The ceremony arranged by Frederiksen was fully attended by the public and had Greenlandic musicians, authors and speeches from both Mette Frederiksen and chairman of Greenland’s government Naalakkersuisut, Múte Bourup Egede in the program.

"Today is an important day for Greenland and Denmark,” Frederiksen told the audience. “I hope from the bottom of my heart that we can put an ending remark to the injustice you have experienced in our common past."

She added, “On behalf of Denmark, once again we apologize," and received a standing ovation.

Her last words were recived with standing applause from the audience.

Greenland’s chairman of Naalakkersuisut Múte Bourup Egede welcomed the apology and thanked Denmark for admitting the nation's past mistake.

“An apology which was given last week and is marked today. That will be the foundation for the reconciliation of those things that happened, but shouldn’t have happened in our lives,” Egede said.

In 1951, together with humanitarian organizations Save the Children, the Red Cross and the then-national council of Greenland, Denmark engaged in an experiment to remove 22 Greenlandic children from their homes and raise them in Denmark. The plan had been to create a new Greenlandic elite by raising the children with a Danish mindset and return them to Greenland to act as role models for other children.

But the experiment failed. The children had forgot their mother tongue and the distance from their families alienated them from their native communities. Eventually, six of the children were adopted by Danish families and the other 16 were placed in a children’s home in Nuuk. Many of the children suffered trauma from the experiment and some even took their own lives.

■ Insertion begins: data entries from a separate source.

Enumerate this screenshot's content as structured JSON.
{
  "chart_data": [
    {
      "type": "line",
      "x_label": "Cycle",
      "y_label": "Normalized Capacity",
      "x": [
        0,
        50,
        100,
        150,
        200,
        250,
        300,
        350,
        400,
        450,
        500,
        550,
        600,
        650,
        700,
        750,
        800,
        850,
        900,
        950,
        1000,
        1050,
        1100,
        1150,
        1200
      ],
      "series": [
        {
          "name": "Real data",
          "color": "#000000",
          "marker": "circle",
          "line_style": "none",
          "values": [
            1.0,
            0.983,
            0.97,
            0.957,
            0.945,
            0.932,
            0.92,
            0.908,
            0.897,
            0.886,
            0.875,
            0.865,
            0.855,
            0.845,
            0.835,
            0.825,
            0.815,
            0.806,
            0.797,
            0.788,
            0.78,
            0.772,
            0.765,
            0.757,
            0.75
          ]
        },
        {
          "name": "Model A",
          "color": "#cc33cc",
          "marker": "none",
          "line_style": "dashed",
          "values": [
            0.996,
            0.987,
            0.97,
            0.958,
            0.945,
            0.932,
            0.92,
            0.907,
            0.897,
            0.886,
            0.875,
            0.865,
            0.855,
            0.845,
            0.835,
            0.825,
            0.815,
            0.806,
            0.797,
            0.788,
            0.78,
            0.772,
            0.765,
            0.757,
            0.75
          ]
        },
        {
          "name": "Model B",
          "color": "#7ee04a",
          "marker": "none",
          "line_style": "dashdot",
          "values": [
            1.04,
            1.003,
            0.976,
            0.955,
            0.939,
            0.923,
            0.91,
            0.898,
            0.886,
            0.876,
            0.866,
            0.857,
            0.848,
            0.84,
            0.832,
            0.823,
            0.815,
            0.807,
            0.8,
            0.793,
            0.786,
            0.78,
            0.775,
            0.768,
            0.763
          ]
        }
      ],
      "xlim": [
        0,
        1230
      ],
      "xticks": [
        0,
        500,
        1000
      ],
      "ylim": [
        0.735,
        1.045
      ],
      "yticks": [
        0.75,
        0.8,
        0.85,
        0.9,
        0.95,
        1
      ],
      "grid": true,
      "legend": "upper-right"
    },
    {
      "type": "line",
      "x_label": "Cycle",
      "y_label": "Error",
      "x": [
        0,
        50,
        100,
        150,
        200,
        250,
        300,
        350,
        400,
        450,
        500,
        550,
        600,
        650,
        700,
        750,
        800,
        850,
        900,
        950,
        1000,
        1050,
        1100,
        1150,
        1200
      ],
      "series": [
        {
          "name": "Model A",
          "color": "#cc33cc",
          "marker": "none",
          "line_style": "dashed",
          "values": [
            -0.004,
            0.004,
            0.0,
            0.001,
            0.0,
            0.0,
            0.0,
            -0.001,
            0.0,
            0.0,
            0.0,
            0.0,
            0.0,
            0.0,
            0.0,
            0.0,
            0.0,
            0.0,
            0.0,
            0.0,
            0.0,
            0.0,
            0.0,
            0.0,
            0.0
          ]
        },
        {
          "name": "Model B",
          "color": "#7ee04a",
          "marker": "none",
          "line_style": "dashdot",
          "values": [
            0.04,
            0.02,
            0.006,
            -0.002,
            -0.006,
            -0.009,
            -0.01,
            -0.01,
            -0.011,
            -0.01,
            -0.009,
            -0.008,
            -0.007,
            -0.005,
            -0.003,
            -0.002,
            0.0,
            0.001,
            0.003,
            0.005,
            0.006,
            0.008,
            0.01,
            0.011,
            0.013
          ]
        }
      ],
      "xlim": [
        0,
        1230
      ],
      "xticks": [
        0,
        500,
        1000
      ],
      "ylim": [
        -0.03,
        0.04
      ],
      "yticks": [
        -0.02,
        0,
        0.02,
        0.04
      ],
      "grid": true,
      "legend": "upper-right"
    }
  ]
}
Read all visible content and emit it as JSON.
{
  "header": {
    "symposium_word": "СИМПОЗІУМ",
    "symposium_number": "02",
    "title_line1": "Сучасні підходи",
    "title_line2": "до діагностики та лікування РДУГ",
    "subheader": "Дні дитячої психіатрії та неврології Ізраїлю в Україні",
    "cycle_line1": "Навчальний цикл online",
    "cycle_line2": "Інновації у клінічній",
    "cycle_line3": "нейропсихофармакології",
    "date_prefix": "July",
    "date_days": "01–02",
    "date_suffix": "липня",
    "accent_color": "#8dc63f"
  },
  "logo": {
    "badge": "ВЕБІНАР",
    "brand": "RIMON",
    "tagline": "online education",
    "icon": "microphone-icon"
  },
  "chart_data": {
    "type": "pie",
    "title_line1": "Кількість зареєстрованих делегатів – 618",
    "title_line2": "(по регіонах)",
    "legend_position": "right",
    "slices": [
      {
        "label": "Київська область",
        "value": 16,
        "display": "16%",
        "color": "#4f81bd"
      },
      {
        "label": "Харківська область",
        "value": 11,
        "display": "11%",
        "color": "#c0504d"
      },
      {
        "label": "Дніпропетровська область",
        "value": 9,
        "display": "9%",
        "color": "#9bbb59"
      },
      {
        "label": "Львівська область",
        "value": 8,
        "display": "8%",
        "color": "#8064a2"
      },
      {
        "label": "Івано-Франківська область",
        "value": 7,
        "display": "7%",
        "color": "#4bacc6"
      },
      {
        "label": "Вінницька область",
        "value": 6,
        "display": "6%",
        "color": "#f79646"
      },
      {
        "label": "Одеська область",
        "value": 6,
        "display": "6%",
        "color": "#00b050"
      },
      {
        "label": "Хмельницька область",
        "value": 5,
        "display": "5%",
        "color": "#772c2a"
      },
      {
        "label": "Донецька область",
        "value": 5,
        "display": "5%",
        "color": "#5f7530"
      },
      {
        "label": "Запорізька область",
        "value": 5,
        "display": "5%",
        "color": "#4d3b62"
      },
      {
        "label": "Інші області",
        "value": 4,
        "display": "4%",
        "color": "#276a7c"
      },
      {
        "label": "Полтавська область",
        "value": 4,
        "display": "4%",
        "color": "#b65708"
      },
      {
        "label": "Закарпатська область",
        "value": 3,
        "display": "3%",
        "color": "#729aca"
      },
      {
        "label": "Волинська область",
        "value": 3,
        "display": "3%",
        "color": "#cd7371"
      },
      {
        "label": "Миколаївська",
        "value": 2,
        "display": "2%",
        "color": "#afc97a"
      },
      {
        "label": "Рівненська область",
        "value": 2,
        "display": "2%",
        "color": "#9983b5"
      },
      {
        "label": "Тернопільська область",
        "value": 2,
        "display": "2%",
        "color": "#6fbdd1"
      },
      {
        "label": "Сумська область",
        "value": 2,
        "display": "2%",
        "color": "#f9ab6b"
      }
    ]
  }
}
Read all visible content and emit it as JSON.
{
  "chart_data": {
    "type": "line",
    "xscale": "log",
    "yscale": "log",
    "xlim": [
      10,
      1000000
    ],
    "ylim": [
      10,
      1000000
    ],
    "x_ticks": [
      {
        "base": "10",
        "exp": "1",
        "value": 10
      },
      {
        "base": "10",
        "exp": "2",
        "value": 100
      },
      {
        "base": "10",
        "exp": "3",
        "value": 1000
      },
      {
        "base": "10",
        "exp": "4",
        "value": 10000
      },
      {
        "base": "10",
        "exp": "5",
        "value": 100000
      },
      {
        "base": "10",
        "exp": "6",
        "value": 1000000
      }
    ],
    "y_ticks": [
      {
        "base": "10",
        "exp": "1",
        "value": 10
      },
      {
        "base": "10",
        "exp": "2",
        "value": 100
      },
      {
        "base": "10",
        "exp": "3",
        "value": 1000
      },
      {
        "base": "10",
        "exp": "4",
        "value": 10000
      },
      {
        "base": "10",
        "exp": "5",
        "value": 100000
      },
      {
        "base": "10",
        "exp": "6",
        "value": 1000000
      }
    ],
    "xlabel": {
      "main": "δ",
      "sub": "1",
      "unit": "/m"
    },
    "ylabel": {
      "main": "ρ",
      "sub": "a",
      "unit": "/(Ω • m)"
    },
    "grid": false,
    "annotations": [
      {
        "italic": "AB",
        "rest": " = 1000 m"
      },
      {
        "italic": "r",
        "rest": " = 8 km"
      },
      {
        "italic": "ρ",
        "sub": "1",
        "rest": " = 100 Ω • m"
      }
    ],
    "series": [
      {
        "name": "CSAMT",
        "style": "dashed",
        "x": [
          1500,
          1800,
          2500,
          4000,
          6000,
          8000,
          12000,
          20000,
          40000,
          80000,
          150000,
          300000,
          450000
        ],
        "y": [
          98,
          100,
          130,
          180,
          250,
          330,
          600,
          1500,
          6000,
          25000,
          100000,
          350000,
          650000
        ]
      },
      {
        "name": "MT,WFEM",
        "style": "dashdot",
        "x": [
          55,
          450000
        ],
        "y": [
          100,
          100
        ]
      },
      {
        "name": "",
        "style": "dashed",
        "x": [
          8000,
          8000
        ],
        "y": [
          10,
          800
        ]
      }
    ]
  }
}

“This case and decision [to go with the experiment] were taken in another period. It happened under colonialization, but Greenland also has a responsibility regarding to why the apology came this late. Now we know our history, and that is why we apologize for not pressuring the Danish state enough to make them admit their mistakes,” he said.

With folded hands and gazes towards the floor, a minute of silence was observed to honor the 16 people who were subjected to the experiment who have since died. Only six remain alive today, all around the age of 80, and some attended the ceremony.

Greenland is self-governed country under the Danish Realm. The island nation has received increased autonomy from Denmark in recent decades.

In December 2020, Denmark issued a written apology for its role in the experiment following an investigation published a month prior. Frederiksen initially wanted to apologize face to face with the remaining people from the experiment, but the pandemic delayed the initiative.

The six living subjects sued Denmark for intervening with their rights regarding private and family life. The parties settled the case in February, with Denmark paying each of them about $37,000.